Updated

An Indian army commander said Wednesday that Pakistani troops might be involved in an ongoing gunbattle near the disputed border in Kashmir, just days after the prime ministers of both countries agreed to soothe tensions.

The fighting began in Kupwara area on the Indian side of the disputed Line of Control on September 23, when militants tried to cross over from Pakistan into India in one of several recent infiltration attempts.

"This is not a pure infiltration attempt. These could be 20-30 in number and may include (the Pakistan army's) BAT," senior commander Gurmit Singh told reporters in Srinagar, the main city of Indian-administered Kashmir.

India has blamed Pakistan's Border Action Teams (BATs) for several sneak attacks in the past, including one in February in which five Indian soldiers were killed.

Singh denied reports that the infiltrators had overtaken a village.

"There is no question of our territory being taken over. We have laid an effective cordon and the operation is on," he said.

Police sources told AFP that the fighting was taking place in Shala Bhatta, an abandoned village near the Line of Control.

Indian Prime Minister Manmohan Singh met with his Pakistani counterpart Nawaz Sharif in New York on Sunday for the first time since Sharif swept to power in May promising an improvement in relations.

They agreed to task senior military officers to "find effective means to restore the ceasefire" in Kashmir, where regular clashes between the two armies have taken place this year, resulting in casualties on both sides.

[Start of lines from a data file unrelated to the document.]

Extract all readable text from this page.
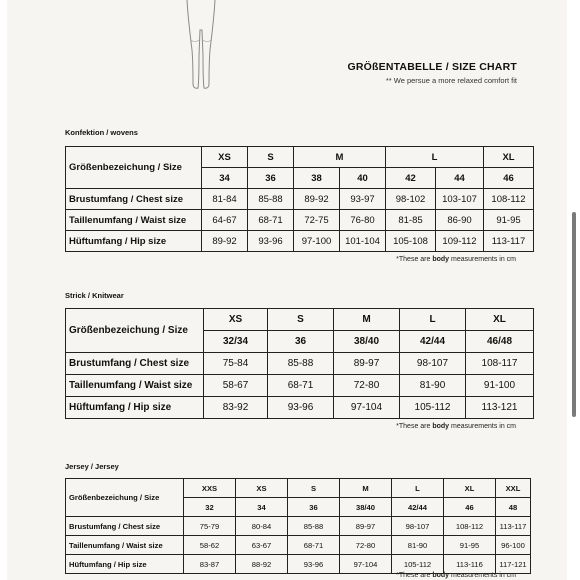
GRÖßENTABELLE / SIZE CHART
** We persue a more relaxed comfort fit
Konfektion / wovens
Größenbezeichung / Size	XS	S	M		L		XL
	34	36	38	40	42	44	46
Brustumfang / Chest size	81-84	85-88	89-92	93-97	98-102	103-107	108-112
Taillenumfang / Waist size	64-67	68-71	72-75	76-80	81-85	86-90	91-95
Hüftumfang / Hip size	89-92	93-96	97-100	101-104	105-108	109-112	113-117
*These are body measurements in cm
Strick / Knitwear
Größenbezeichung / Size	XS	S	M	L	XL
	32/34	36	38/40	42/44	46/48
Brustumfang / Chest size	75-84	85-88	89-97	98-107	108-117
Taillenumfang / Waist size	58-67	68-71	72-80	81-90	91-100
Hüftumfang / Hip size	83-92	93-96	97-104	105-112	113-121
*These are body measurements in cm
Jersey / Jersey
Größenbezeichung / Size	XXS	XS	S	M	L	XL	XXL
	32	34	36	38/40	42/44	46	48
Brustumfang / Chest size	75-79	80-84	85-88	89-97	98-107	108-112	113-117
Taillenumfang / Waist size	58-62	63-67	68-71	72-80	81-90	91-95	96-100
Hüftumfang / Hip size	83-87	88-92	93-96	97-104	105-112	113-116	117-121
*These are body measurements in cm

Kashmir has been divided between India and Pakistan since independence from Britain in 1947, but both claim it in full and they have fought two wars over the picturesque Himalayan territory.

About a dozen rebel groups have been fighting Indian forces for independence or for a merger of the disputed Himalayan territory with Pakistan for the last two decades in an insurgency that has claimed tens of thousands of lives.

Last Thursday, three suspected militants stormed a police station and an army base in the southernmost part of Indian Kashmir, killing ten people -- including four soldiers, four police and two civilians.